2. Current State Analysis
2.1 k8shost Service IP Allocation (Current)
File: k8shost/crates/k8shost-server/src/services/service.rs:28-37
pub fn allocate_cluster_ip() -> String {
// Simple counter-based allocation in 10.96.0.0/16
static COUNTER: AtomicU32 = AtomicU32::new(100);
let counter = COUNTER.fetch_add(1, Ordering::SeqCst);
format!("10.96.{}.{}", (counter >> 8) & 0xff, counter & 0xff)
}
Issues:
- No persistence (counter resets on restart)
- No collision detection
- No integration with network layer
- Hard-coded CIDR range
2.2 PrismNET IPAM (Current)
File: prismnet/crates/prismnet-server/src/metadata.rs:577-662
Capabilities:
- CIDR parsing and IP enumeration
- Allocated IP tracking via Port resources
- Gateway IP avoidance
- Subnet-scoped allocation
- ChainFire persistence
Limitations:
- Designed for VM/container ports, not K8s Services
- No dedicated Service IP subnet concept
3. Architecture Design
3.1 Conceptual Model
┌─────────────────────────────────────────────────────────────┐
│ Tenant Scope │
│ │
│ ┌────────────────┐ ┌────────────────┐ │
│ │ VPC │ │ Service Subnet │ │
│ │ (10.0.0.0/16) │ │ (10.96.0.0/16) │ │
│ └───────┬────────┘ └───────┬─────────┘ │
│ │ │ │
│ ┌───────┴────────┐ ┌───────┴─────────┐ │
│ │ Subnet │ │ Service IPs │ │
│ │ (10.0.1.0/24) │ │ ClusterIP │ │
│ └───────┬────────┘ │ LoadBalancerIP │ │
│ │ └─────────────────┘ │
│ ┌───────┴────────┐ │
│ │ Ports (VMs) │ │
│ └────────────────┘ │
└─────────────────────────────────────────────────────────────┘
3.2 New Resource: ServiceIPPool
A dedicated IP pool for Kubernetes Services within a tenant.
/// Service IP Pool for k8shost Service allocation
pub struct ServiceIPPool {
pub id: ServiceIPPoolId,
pub org_id: String,
pub project_id: String,
pub name: String,
pub cidr_block: String, // e.g., "10.96.0.0/16"
pub pool_type: ServiceIPPoolType,
pub allocated_ips: HashSet<String>,
pub created_at: u64,
pub updated_at: u64,
}
pub enum ServiceIPPoolType {
ClusterIP, // For ClusterIP services
LoadBalancer, // For LoadBalancer services (VIPs)

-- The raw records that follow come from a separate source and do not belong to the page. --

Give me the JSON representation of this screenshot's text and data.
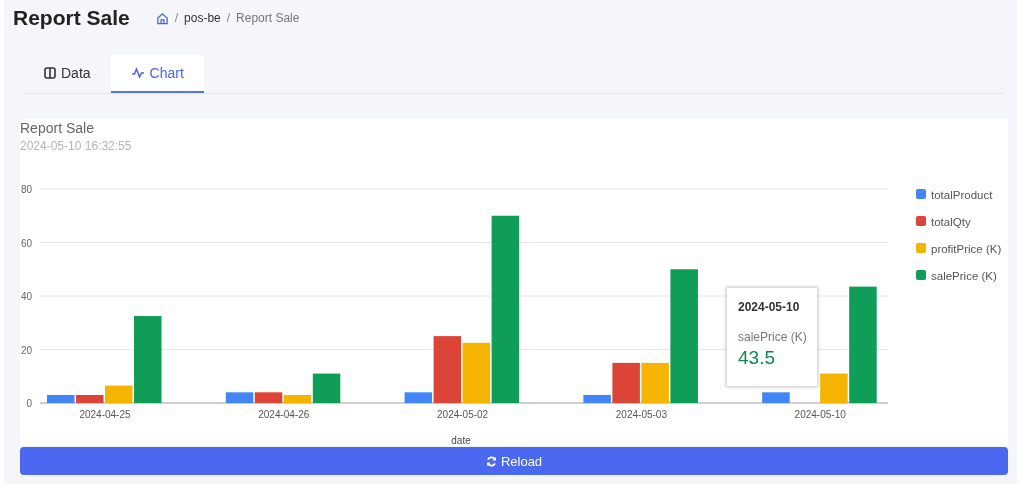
{
  "header": {
    "title": "Report Sale",
    "breadcrumb": [
      {
        "separator": "/",
        "label": "pos-be"
      },
      {
        "separator": "/",
        "label": "Report Sale"
      }
    ]
  },
  "tabs": [
    {
      "label": "Data",
      "selected": false
    },
    {
      "label": "Chart",
      "selected": true
    }
  ],
  "report": {
    "title": "Report Sale",
    "timestamp": "2024-05-10 16:32:55",
    "chart_data": {
      "type": "bar",
      "xlabel": "date",
      "categories": [
        "2024-04-25",
        "2024-04-26",
        "2024-05-02",
        "2024-05-03",
        "2024-05-10"
      ],
      "series": [
        {
          "name": "totalProduct",
          "color": "#4285f4",
          "values": [
            3,
            4,
            4,
            3,
            4
          ]
        },
        {
          "name": "totalQty",
          "color": "#db4437",
          "values": [
            3,
            4,
            25,
            15,
            null
          ]
        },
        {
          "name": "profitPrice (K)",
          "color": "#f4b400",
          "values": [
            6.5,
            3,
            22.5,
            15,
            11
          ]
        },
        {
          "name": "salePrice (K)",
          "color": "#0f9d58",
          "values": [
            32.5,
            11,
            70,
            50,
            43.5
          ]
        }
      ],
      "ylim": [
        0,
        80
      ],
      "yticks": [
        0,
        20,
        40,
        60,
        80
      ],
      "grid": true,
      "legend": true
    },
    "tooltip": {
      "title": "2024-05-10",
      "series": "salePrice (K)",
      "value": "43.5"
    }
  },
  "reload_button": {
    "label": "Reload"
  }
}
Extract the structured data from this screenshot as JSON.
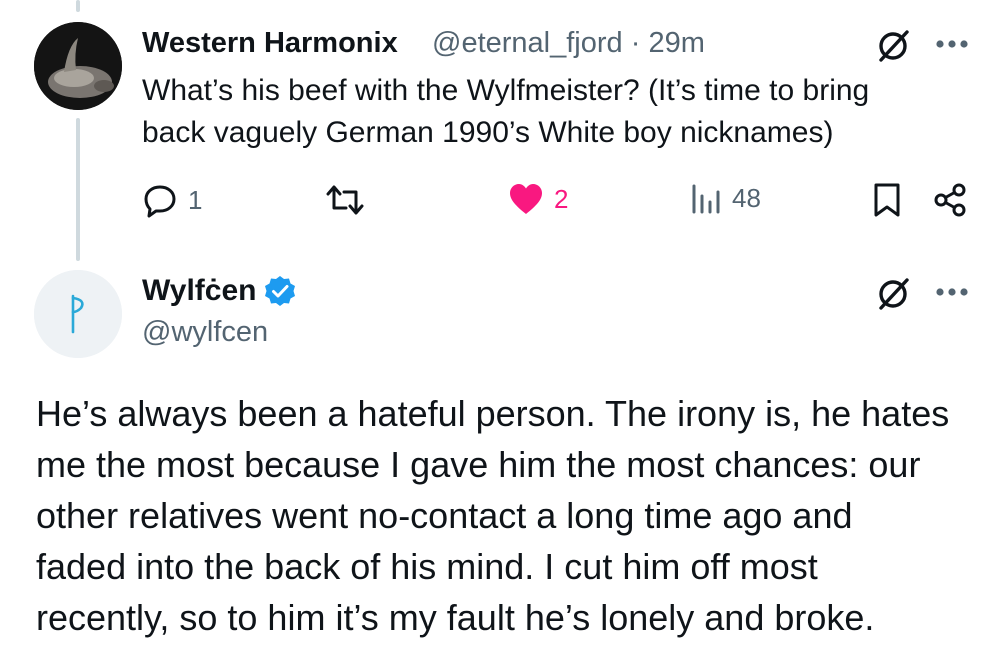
{
  "tweet1": {
    "display_name": "Western Harmonix",
    "handle": "@eternal_fjord",
    "separator": "·",
    "time": "29m",
    "text": "What’s his beef with the Wylfmeister? (It’s time to bring\nback vaguely German 1990’s White boy nicknames)",
    "actions": {
      "replies": "1",
      "reposts": "",
      "likes": "2",
      "views": "48"
    }
  },
  "tweet2": {
    "display_name": "Wylfċen",
    "handle": "@wylfcen",
    "verified": true,
    "text": "He’s always been a hateful person. The irony is, he hates\nme the most because I gave him the most chances: our\nother relatives went no-contact a long time ago and\nfaded into the back of his mind. I cut him off most\nrecently, so to him it’s my fault he’s lonely and broke."
  },
  "colors": {
    "text": "#0f1419",
    "muted": "#536471",
    "like": "#f91880",
    "verified": "#1d9bf0",
    "thread_line": "#cfd9de"
  },
  "icons": [
    "grok-icon",
    "more-icon",
    "reply-icon",
    "repost-icon",
    "heart-icon",
    "views-icon",
    "bookmark-icon",
    "share-icon",
    "verified-badge-icon"
  ]
}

NodePort, // Reserved NodePort range
}
3.3 Integration Architecture
┌──────────────────────────────────────────────────────────────────┐
│ k8shost Server │
│ │
│ ┌─────────────────────┐ ┌──────────────────────┐ │
│ │ ServiceService │─────>│ IpamClient │ │
│ │ create_service() │ │ allocate_ip() │ │
│ │ delete_service() │ │ release_ip() │ │
│ └─────────────────────┘ └──────────┬───────────┘ │
└──────────────────────────────────────────┼───────────────────────┘
│ gRPC
┌──────────────────────────────────────────┼───────────────────────┐
│ PrismNET Server │ │
│ ▼ │
│ ┌─────────────────────┐ ┌──────────────────────┐ │
│ │ IpamService (new) │<─────│ NetworkMetadataStore│ │
│ │ AllocateServiceIP │ │ service_ip_pools │ │
│ │ ReleaseServiceIP │ │ allocated_ips │ │
│ └─────────────────────┘ └──────────────────────┘ │
└──────────────────────────────────────────────────────────────────┘
4. API Design
4.1 PrismNET IPAM gRPC Service
service IpamService {
// Create a Service IP Pool
rpc CreateServiceIPPool(CreateServiceIPPoolRequest)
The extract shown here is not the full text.